De aanpassingen die volgens hem het meest effect hebben gehad, zijn de gescheiden diergroepen per stal en de biggen die na spenen toomsgewijs worden opgelegd. Het volgende speerpunt is een quarantainestal. De opfokzeugen worden nu nog dekrijp op zeven maanden aangevoerd en direct in de zeugenstapel ingepast.
Niet alleen
Op de vraag of Bruns zijn doel, een hogere biggenprijs, heeft bereikt zegt hij: „Het draait natuurlijk altijd om de prijs. Maar om daar over te beginnen, moet je eerst goede biggen hebben. Simone en ik denken daar hetzelfde over.” Bij het horen hiervan lacht Simone instemmend. „Je kunt als varkenshouder wel twee of drie euro meer toeslag willen, maar eerst moeten de biggen goed zijn. Als ze dat zijn, ben je ook eerder bereid een hogere prijs te betalen.”
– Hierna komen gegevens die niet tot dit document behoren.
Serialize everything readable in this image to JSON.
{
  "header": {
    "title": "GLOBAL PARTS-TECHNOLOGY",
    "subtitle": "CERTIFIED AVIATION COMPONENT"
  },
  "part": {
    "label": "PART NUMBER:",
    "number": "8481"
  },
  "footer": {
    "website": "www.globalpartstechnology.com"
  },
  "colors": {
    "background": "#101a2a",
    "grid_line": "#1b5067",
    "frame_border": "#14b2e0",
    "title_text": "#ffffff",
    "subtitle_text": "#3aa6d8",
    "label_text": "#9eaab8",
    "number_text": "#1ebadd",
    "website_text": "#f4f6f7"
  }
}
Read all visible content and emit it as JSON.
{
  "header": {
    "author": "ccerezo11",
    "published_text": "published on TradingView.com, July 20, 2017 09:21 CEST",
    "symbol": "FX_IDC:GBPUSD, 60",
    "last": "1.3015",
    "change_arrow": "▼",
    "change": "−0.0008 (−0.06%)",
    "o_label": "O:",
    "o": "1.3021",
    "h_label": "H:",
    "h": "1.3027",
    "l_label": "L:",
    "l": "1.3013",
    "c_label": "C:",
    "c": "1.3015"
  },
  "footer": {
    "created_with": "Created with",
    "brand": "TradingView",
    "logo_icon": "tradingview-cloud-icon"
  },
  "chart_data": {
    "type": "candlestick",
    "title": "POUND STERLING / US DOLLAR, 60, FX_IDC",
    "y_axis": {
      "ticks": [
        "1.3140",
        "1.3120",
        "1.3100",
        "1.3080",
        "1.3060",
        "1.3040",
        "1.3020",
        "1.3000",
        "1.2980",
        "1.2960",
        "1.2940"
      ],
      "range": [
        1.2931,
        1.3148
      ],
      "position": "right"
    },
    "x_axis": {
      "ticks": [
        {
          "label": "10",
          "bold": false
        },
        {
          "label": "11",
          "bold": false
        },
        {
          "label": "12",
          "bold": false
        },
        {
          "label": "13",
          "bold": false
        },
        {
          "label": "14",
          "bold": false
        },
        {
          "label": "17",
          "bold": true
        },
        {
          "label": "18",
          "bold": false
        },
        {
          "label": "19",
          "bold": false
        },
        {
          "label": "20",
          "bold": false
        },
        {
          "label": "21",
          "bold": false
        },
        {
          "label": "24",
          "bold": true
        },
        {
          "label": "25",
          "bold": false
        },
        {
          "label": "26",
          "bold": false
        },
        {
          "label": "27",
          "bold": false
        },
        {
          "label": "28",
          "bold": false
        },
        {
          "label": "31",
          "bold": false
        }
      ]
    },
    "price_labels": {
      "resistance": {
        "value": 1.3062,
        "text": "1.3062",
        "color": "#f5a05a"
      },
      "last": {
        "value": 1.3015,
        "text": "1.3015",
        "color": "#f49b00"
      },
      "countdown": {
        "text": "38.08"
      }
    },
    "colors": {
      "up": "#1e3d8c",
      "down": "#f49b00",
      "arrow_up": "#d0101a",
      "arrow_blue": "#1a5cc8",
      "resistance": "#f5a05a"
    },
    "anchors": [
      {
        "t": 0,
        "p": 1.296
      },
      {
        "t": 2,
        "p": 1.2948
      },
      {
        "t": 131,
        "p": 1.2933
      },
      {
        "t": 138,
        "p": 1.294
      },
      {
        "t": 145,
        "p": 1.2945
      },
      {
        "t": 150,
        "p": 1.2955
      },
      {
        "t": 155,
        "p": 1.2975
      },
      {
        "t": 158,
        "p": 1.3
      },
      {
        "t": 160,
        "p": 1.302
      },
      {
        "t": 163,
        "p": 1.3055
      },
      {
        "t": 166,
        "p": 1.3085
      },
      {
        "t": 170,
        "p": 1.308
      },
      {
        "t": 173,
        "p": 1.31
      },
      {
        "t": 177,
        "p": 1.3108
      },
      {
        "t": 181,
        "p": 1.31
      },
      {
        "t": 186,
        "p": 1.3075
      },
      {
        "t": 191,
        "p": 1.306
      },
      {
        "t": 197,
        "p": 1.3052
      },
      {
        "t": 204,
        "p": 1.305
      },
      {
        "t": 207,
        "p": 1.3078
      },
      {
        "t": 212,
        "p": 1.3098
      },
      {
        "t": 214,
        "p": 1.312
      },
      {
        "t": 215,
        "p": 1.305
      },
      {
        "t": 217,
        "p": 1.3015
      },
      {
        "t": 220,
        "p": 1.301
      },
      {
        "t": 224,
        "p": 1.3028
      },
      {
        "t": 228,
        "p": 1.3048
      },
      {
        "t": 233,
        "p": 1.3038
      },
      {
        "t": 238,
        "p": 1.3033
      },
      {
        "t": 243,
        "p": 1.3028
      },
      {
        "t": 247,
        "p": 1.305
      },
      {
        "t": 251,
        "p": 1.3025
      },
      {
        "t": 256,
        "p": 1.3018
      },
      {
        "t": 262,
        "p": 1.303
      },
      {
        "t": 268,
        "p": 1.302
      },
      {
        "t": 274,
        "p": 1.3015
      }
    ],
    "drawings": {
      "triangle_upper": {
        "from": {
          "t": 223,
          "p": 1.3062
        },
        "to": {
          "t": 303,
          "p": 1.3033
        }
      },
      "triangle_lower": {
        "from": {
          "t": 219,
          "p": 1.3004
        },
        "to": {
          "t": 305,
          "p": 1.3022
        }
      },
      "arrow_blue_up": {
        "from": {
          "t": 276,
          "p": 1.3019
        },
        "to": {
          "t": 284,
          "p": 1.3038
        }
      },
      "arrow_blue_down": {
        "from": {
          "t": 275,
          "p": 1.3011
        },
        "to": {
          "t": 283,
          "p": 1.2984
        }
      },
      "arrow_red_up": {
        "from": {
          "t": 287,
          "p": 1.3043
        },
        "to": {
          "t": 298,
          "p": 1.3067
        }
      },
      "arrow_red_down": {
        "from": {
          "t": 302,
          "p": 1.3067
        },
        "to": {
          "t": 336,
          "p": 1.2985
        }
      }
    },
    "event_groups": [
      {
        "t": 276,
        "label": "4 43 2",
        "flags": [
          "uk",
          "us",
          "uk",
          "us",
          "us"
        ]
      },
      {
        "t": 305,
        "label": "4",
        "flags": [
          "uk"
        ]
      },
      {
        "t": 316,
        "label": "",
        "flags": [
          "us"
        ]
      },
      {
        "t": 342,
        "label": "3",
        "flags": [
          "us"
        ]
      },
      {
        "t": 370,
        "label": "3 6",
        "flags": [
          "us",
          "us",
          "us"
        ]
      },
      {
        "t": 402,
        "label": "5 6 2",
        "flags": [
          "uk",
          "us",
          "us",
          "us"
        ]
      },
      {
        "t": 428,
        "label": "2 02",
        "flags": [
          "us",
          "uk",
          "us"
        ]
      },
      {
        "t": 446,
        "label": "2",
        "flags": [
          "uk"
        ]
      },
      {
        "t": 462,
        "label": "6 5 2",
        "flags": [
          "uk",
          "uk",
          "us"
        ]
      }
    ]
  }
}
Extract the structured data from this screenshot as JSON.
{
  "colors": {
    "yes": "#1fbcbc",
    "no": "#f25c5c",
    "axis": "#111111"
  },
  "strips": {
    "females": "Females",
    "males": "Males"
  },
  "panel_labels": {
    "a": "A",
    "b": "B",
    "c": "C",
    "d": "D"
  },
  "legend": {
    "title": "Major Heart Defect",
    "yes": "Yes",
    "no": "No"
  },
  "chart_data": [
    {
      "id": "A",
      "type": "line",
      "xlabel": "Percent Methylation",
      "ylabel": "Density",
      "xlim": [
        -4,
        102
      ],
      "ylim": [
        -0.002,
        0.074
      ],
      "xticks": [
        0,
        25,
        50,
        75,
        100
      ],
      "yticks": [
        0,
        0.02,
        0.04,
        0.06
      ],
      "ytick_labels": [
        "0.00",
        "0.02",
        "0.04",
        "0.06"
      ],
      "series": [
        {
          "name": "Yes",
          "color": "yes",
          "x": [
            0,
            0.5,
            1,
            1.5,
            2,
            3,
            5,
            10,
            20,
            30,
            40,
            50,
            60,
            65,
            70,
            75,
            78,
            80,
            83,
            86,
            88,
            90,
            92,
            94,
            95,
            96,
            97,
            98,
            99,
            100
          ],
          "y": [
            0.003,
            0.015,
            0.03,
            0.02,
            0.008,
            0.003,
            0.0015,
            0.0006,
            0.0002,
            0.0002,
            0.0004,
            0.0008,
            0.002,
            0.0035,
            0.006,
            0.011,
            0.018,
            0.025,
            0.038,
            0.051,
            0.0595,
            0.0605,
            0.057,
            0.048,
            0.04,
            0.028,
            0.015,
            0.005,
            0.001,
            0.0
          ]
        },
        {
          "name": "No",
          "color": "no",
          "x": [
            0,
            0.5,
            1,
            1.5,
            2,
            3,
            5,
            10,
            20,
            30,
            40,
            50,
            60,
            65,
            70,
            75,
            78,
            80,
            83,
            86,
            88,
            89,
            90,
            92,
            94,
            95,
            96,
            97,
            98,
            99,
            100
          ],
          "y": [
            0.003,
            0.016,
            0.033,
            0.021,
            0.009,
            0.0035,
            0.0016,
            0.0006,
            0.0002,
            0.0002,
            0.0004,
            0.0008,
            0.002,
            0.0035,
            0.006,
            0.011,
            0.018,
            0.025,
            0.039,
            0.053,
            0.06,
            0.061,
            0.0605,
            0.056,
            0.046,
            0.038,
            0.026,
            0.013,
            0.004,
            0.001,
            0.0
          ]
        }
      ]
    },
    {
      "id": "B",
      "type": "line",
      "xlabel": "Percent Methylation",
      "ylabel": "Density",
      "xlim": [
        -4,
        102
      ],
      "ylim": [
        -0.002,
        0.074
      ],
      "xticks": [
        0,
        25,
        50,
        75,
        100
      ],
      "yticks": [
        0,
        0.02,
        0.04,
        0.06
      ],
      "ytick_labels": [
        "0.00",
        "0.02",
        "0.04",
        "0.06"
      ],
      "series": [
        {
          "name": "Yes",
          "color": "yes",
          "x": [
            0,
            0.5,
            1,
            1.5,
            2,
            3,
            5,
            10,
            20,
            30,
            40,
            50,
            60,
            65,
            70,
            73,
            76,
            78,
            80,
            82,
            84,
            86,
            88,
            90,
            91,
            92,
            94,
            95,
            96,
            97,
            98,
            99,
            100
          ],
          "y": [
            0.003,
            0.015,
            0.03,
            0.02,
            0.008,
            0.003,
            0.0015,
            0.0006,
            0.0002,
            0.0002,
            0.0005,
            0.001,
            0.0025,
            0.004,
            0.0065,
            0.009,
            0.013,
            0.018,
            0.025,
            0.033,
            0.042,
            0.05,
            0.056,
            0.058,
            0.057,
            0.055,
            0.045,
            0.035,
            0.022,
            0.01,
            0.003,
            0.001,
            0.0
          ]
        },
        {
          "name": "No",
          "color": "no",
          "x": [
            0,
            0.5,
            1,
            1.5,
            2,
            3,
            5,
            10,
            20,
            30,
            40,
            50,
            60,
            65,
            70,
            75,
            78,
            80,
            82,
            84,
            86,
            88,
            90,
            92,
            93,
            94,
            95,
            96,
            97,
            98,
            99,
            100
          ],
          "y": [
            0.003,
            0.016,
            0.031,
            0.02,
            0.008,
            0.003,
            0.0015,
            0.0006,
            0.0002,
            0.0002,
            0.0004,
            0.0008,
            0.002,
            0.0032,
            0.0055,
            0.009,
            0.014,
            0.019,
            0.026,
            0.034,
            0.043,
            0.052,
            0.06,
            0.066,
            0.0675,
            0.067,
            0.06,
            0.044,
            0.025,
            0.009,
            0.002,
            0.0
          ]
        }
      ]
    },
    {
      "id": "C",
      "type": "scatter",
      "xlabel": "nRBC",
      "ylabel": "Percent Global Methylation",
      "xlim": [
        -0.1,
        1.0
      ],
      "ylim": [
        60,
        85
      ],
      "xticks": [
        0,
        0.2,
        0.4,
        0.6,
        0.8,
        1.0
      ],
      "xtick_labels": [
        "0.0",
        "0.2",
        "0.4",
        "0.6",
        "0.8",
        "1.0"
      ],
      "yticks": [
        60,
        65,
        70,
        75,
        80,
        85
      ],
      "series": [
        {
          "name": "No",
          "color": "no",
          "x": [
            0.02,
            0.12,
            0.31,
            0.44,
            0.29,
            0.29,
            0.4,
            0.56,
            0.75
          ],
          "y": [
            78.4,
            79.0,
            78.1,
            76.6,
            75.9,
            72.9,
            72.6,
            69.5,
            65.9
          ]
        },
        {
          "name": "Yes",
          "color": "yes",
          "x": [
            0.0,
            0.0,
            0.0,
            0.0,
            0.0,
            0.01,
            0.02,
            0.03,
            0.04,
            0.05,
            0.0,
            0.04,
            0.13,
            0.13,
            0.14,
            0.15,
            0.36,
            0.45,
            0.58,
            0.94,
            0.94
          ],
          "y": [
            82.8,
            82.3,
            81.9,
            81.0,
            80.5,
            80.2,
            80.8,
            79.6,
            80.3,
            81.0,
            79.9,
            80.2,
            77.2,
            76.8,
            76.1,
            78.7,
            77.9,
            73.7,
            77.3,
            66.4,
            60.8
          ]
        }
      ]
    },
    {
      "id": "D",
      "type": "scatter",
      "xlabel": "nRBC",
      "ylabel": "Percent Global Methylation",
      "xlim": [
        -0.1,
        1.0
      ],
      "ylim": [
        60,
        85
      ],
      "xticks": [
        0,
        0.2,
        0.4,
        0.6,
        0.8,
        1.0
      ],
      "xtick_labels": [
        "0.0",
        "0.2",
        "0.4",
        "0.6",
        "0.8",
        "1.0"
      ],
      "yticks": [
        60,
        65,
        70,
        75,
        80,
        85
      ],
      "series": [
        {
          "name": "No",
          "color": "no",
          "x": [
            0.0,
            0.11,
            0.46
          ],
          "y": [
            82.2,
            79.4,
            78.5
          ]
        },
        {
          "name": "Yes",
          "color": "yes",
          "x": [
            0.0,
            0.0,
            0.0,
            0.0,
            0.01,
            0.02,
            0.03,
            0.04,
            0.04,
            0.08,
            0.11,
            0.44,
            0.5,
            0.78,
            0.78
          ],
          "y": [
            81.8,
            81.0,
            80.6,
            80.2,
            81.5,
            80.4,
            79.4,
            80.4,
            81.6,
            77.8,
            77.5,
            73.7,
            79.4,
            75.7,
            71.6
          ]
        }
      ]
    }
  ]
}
Ze heeft als doelstelling om technisch in de top-10 van Nederland te komen. Uit ervaring met haar vorige vermeerderaar weet ze dat dit zonder de medewerking van Bruns onmogelijk is. „Als de gezondheid van de vleesvarkens goed is, dan is afmesten niet meer dan een simpele controle. Je wilt het wel alleen, maar je kunt het niet alleen.”
Maatschap Bruns
De maatschap Bruns bestaat uit René (37) en zijn vader Johan (67). Op het bedrijf zijn 500 zeugen en 2.540 biggenplaatsen. Als genetica gebruikt de maatschap Topigs 20 x PIC Piétrain (PIC426). Het entschema bij de zeugen bestaat uit Parvo + vlekziekte en coli. De gespeende biggen worden gevaccineerd tegen circo en mycoplasma. Hij levert de biggen aan twee verschillende mesters. Biggen die niet 100 procent voldoen, gaan één keer in de drie weken als slachtbig weg. De Twentenaar werkt zonder vreemd personeel. Zijn vader Johan is verantwoordelijk voor de biggenstal met 580 gespeende biggen en helpt verder met alle werkzaamheden in de dek-, kraam- en dragende zeugenstal. Het scannen van de zeugen wordt uitbesteed.
Maatschap Bekhuis-Juninck
Simone Bekhuis-Juninck (39) zit samen in maatschap met haar vader Johan (68). In totaal zijn er op het bedrijf 2.300 vleesvarkensplaatsen. Ze werkt in een tweewekensysteem met groepen van 200 tot 250 dieren. De dieren worden geleverd aan Vion binnen het Good Farming Welfare Beren concept. De gelten en beren worden gescheiden opgelegd. Op soms een kreupel varken na is Bekhuis tevreden over het mesten van beren. Kreupele en zieke dieren worden opgevangen in de oude stal waar nog strohokken zijn. Naast haar werk in de stal werkt Simone twee dagen per week buitenshuis in een kledingzaak. Haar man Henry (45) werkt bij een aannemersbedrijf en helpt op de drukste dagen mee.